ICTpost Governance Bureau
33 years ago, on November 2, 1988, much of the Internet – still very small at the time – crashed. The cause was an immature experiment, turned Frankenstein monster, instigated by a graduate student at Cornell named Robert Morris.
The Morris worm or Internet worm of November 2, 1988 is considered the first worm and was certainly the first to gain significant mainstream media attention.
Everyone realized at the time that computer security was no longer just theory, but something that needed to be taken seriously. That doesn’t mean that people actually went to the trouble of taking it seriously, just that it couldn’t be dismissed as science fiction anymore. DARPA created the Computer Emergency Response Team (CERT) to deal with such incidents in the future. They’re still in business as are CERTs all over the world. US CERT calls itself Computer Emergency Readiness Team now, which I guess is meant to sound more proactive.

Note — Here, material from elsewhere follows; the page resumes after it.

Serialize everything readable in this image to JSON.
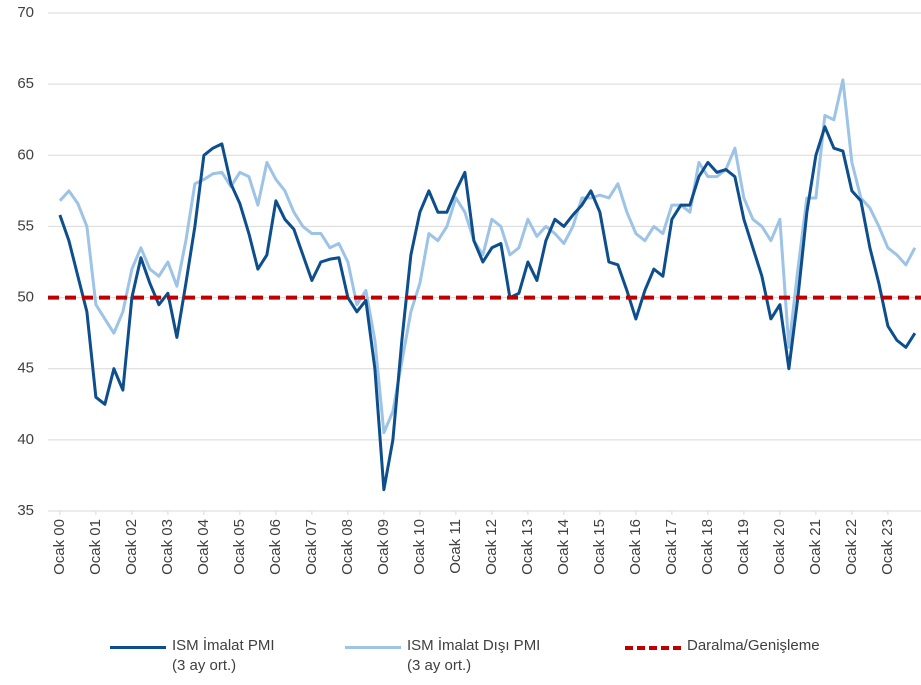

Robert Tappan Morris, now a professor at MIT, maintains that he created the worm in an effort to gauge the size of the Internet, but the code replicated itself and spread like a wildfire, ultimately infecting some 6,000 computers, or about 6% of all the computers connected to the Internet at the time.

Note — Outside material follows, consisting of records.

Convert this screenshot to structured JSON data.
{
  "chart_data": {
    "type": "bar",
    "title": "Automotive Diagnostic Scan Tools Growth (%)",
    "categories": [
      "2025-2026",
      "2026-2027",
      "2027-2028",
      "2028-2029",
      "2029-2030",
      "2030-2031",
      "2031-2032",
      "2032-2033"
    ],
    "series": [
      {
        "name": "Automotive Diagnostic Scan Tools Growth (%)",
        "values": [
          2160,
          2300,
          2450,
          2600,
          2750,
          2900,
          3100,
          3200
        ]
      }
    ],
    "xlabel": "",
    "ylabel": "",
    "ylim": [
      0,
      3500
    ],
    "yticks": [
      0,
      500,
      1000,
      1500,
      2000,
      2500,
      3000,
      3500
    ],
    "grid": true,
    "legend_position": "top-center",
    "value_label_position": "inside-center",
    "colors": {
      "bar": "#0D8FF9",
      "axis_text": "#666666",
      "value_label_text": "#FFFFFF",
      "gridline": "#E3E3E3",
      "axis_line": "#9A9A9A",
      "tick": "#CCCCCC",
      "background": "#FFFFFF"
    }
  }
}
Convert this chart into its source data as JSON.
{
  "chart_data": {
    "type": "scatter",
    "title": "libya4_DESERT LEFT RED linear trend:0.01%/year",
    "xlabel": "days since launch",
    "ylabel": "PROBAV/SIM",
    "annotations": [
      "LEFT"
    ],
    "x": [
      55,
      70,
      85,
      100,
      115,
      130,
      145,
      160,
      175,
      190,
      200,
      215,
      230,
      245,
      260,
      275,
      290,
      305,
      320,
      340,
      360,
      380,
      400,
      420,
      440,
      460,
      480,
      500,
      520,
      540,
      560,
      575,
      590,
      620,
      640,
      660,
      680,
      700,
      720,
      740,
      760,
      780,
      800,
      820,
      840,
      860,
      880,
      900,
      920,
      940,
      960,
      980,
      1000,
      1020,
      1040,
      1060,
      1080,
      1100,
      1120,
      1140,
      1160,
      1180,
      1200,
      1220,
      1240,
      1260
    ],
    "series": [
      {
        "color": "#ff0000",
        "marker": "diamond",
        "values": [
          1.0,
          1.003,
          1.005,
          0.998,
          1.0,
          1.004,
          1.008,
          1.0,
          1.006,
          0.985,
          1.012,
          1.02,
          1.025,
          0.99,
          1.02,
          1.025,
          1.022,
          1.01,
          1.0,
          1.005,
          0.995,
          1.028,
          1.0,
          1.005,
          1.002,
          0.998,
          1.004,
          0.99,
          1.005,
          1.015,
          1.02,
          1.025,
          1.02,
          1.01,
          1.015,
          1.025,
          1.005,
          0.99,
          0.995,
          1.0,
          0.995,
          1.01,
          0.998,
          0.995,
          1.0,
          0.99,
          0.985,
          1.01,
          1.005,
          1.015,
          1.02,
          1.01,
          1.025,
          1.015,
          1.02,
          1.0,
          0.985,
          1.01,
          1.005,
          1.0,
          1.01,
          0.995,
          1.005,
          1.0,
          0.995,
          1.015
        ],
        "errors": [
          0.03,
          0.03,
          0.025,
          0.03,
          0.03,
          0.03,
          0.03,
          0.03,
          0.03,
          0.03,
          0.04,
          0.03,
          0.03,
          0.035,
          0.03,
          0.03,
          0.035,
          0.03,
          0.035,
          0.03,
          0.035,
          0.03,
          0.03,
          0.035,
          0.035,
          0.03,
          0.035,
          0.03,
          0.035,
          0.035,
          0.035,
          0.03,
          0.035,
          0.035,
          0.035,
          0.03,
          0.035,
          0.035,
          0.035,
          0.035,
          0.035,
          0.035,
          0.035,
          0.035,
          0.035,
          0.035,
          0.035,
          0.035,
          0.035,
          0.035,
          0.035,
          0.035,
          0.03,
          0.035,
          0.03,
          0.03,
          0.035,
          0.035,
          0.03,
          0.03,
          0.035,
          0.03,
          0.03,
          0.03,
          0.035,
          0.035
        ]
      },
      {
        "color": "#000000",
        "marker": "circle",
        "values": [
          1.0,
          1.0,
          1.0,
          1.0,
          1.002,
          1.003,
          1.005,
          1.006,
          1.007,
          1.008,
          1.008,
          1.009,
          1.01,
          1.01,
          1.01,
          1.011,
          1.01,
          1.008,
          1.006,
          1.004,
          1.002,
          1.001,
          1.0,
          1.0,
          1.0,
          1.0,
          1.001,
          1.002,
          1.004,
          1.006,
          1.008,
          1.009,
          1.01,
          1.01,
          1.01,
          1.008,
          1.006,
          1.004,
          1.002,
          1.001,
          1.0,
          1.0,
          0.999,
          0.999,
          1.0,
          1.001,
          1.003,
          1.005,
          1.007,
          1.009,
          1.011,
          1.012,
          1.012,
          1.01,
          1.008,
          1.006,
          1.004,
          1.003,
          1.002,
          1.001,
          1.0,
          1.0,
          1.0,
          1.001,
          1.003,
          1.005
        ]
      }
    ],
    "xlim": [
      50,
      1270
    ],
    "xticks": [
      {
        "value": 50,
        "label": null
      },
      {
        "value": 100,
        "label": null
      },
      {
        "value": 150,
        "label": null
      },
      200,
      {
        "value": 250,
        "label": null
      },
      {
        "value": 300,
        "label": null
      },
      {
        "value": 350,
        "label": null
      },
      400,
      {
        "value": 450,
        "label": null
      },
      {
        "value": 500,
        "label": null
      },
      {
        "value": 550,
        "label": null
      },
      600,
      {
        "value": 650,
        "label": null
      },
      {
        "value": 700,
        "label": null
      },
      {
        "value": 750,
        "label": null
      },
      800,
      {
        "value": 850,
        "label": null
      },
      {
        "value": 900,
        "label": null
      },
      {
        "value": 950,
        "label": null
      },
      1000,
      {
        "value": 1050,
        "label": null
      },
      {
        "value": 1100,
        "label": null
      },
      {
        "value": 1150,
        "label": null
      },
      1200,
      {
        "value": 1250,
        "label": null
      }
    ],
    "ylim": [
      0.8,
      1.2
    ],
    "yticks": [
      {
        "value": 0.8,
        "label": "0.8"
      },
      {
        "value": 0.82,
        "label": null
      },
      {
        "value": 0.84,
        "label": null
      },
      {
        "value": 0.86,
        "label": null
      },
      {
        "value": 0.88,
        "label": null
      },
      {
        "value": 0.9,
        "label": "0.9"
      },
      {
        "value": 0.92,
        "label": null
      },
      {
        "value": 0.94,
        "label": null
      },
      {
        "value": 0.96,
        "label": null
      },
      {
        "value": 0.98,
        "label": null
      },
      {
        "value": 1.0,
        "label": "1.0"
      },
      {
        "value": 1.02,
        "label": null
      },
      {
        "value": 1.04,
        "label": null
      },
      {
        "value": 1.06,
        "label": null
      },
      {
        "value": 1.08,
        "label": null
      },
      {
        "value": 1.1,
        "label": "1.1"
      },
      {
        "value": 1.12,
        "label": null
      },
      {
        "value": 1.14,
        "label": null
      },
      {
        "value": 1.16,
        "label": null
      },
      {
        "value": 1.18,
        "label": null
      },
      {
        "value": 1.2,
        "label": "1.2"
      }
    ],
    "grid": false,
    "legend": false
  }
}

Morris’s friend and colleague Paul Graham writes that the number was just someone’s wild guess, and that he was there when it happened. The problem is that the solution to the worm was to reboot systems, and this deleted all traces of it. Nobody knew at the time how many hosts were on the Internet or how many wre affected.
Eugene Spafford, one of the first to analyze the Morris Worm, says we haven’t learned from it or other major security breaches since.
When the first major computer virus brought 10 percent of the computers connected to the Internet to a screeching halt 33 years ago, it grabbed national headlines even though it only affected about 6,000 computers. Since then the number of Internet-connected devices has climbed into the billions, but according to the man who analyzed that early computer worm, our security awareness is still stuck about where it was when fewer than 100,000 computers were connected to the Internet.
Based on what people have done since then in terms of security, I don’t think it [the Morris Worm] taught us a lot. said Eugene Spafford, a Purdue University professor of computer science. I don’t think we learned anything from it, and we’re still not learning anything from it.